In Wiest v. Lynch, No. 11-4257 (March 19, 2013),  Judge Vanaskie, writing for himself and Chief Judge McKee, held that the court should defer to the ARB’s interpretation of SOX by accepting its new, more expansive definition of a “protected activity” under SOX.  Neither the dramatic change of course presented by redefining this key term, nor the fact that the new meaning supplanted a preexisting definition that had been adopted by all the appellate courts called upon to review it, convinced the majority that the ARB’s rejection of its original interpretation of the statute in favor of a significantly different one was not worthy of deference and approval.

The concept of “protected activity” is a key part of SOX.  A plaintiff must plead  and prove that s/he engaged in a protected activity under SOX – which generally involves a communication – as part of a prima facie case in order to avoid dismissal or entry of summary judgment in favor of the employer.  To qualify as “protected,” until recently the ARB required the communication or other activity to “definitively and specifically” relate to one of the categories of fraud or securities violations listed in §806 of SOX, most of which are imported from the Securities & Exchange Act.  Platone v. FLYi, Inc., ARB Case No. 04-154 (ARB Sept. 29, 2006), aff’d, Platone v. U.S. Dept. of Labor, 548 F.3d 322 (4th Cir. 2008).  This required the communication to assert specific elements of one of the violations identified in §806.
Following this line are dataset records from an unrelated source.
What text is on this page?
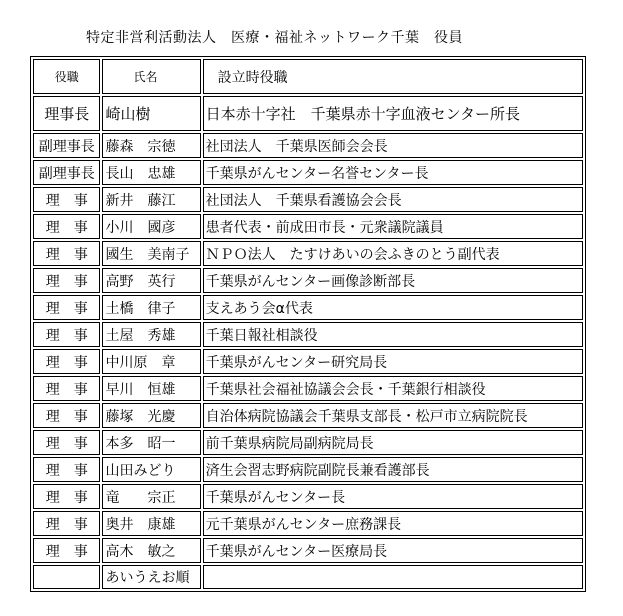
特定非営利活動法人　医療・福祉ネットワーク千葉　役員
役職	氏名	設立時役職
理事長	崎山樹	日本赤十字社　千葉県赤十字血液センター所長
副理事長	藤森　宗徳	社団法人　千葉県医師会会長
副理事長	長山　忠雄	千葉県がんセンター名誉センター長
理　事	新井　藤江	社団法人　千葉県看護協会会長
理　事	小川　國彦	患者代表・前成田市長・元衆議院議員
理　事	國生　美南子	ＮＰＯ法人　たすけあいの会ふきのとう副代表
理　事	高野　英行	千葉県がんセンター画像診断部長
理　事	土橋　律子	支えあう会α代表
理　事	土屋　秀雄	千葉日報社相談役
理　事	中川原　章	千葉県がんセンター研究局長
理　事	早川　恒雄	千葉県社会福祉協議会会長・千葉銀行相談役
理　事	藤塚　光慶	自治体病院協議会千葉県支部長・松戸市立病院院長
理　事	本多　昭一	前千葉県病院局副病院局長
理　事	山田みどり	済生会習志野病院副院長兼看護部長
理　事	竜　　宗正	千葉県がんセンター長
理　事	奥井　康雄	元千葉県がんセンター庶務課長
理　事	高木　敏之	千葉県がんセンター医療局長
	あいうえお順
Then, in Sylvester v. Parexel International LLC, ARB Case No. 07-123 (ARB May 25, 2011), with an Obama-appointed ARB firmly in place, that body abruptly changed course and repudiated its Platone “definitively and specifically” standard for a protected activity or communication, finding the analysis of SOX by the 2006 ARB faulty.  It instead substituted a less stringent and nonspecific “reasonable belief” standard that it deemed more consistent with language of §806 of SOX, which prohibits retaliation for reporting an act that the reporting employee reasonably believed violated SOX.  Under the reasonable belief standard propounded in Sylvester and approved by the panel in Wiest, the plaintiff must only prove that s/he believed the conduct in question violated some provision of SOX, and that a reasonable person with the same levels of training and experience would believe that conduct could violate SOX as well.

Also key to the majority opinion was its decision to defer to the ARB’s changed interpretation.  Under standards announced by the Supreme Court 30 years ago in Chevron, U.S.A., Inc. v. Natural Res. Def. Council, 467 U.S. 837, 842-43, if Congress failed to address a question in a statute, such as what constitutes a “reasonable belief” as that term is used in §806 of SOX, and the responsible enforcement agency has framed an answer that is challenged in court, the court must determine initially “whether the agency’s answer is based on a permissible construction of the statute.” Wiest, supra. If so the courts should defer to the agency’s answer.  And where the agency’s answer represents a reversal of its prior position, the Supreme Court has directed that the new answer also should be deferred to by a court “if the agency adequately explains the reasons for a reversal of policy.”  National Cable &Telecommunications Ass’n v. Brand X Internet Services, 545 U.S. 967 (2005).  The majority in Wiest found that ARB had adequately explained the change – a conclusion with which dissenting Judge Jordan forcefully disagreed, declaring: “Sylvester’s rejection of Platone is hardly explained and far from persuasive.”


The Wiest panel’s adoption of the ARB’s weakened test for whether a communication or other act is protected under SOX eases the way for purported whistleblowers to gain protection from discipline or discharge, to withstand dismissal motions in SOX actions, and to prevail on the merits.  It could well permit employees to obtain protection based on vague assertions of belief that conduct was observed that might turn out to have violated SOX – a far cry from the definiteness and specificity employers need to properly investigate and evaluate a claim, and hardly consistent with an ostensible goal of SOX to motivate employers to root out and correct conduct that violates the securities laws.